If you think about it, it's not that bad, so I'm just getting myself worked up. After all, the world is simpler than it seems, so you just need to find a way out of the logical dead end, in which you have driven yourself. However, you can always take a sledgehammer in your hands and pave a new path straight ahead. There is only a desire, and we will find a way to realise it.
Having a good airing of my thoughts, I calmed down a bit, and now I was trying to understand what the hell a familiar Lizard was doing near my 'basement'. It's not for nothing that this carcass in a white coat wanders under the city, is it? He obviously has his own interest, and maybe the same lair as mine. It's clearly a classic villain, so there aren't many options, and it's hard to believe in them. If you were a huge monster, would you live in a sewer or underground? Maybe all the ninja turtles with an old rat and norm, but all more or less reasonable here is a bit uncomfortable, and even to live here - please, only work, and even then, perhaps, should look for a better place. Lizards are already coming to visit, and this, I'll tell you, is at least not in order. And if he steals something, if he finds the entrance - then look for the wind in the dungeons.

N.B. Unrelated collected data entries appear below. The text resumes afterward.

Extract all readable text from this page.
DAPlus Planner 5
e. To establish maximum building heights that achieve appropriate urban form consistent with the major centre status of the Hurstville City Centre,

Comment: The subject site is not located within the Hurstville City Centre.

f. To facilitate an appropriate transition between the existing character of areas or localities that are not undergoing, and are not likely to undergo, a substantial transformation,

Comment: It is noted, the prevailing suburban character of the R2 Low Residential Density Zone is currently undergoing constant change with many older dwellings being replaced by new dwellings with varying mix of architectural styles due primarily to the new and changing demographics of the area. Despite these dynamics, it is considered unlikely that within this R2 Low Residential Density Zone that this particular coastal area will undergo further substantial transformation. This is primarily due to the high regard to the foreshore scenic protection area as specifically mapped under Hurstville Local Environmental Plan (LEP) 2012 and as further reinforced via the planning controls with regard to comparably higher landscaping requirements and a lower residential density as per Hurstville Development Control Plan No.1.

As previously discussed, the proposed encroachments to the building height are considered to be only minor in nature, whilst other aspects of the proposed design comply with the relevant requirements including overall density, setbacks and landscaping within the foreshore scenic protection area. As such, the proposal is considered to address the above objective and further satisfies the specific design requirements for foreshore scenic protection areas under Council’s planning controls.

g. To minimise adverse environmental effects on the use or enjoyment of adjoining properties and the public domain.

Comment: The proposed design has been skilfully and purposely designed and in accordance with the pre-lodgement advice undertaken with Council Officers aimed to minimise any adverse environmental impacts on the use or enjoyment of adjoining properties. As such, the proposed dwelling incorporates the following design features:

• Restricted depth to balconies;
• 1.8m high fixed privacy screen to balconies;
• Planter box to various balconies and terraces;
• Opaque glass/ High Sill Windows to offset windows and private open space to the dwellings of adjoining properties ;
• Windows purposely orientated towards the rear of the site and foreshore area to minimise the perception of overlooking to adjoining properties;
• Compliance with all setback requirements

So we need to worry about the defence system, or the last will steal from under our noses, and then where to get a new reactor and samples of mutant type gamma? That's the thing, I don't know. And it will be necessary to visit the trainer sometime, because he promised to come back, and it wouldn't hurt to stretch. Well, or once again get a little 'happiness'. After all, only with a strong opponent you can surpass yourself, such is the cruel law of self-improvement in the forced mode. At such a load you will either become stronger, or simply die, the third is not given.
At home, I was greeted by a satisfied Mei, who was once again cooking something delicious smelling. A pleasant aroma wafted from the kitchen, and Mei hummed a light tune to herself, purring sweetly.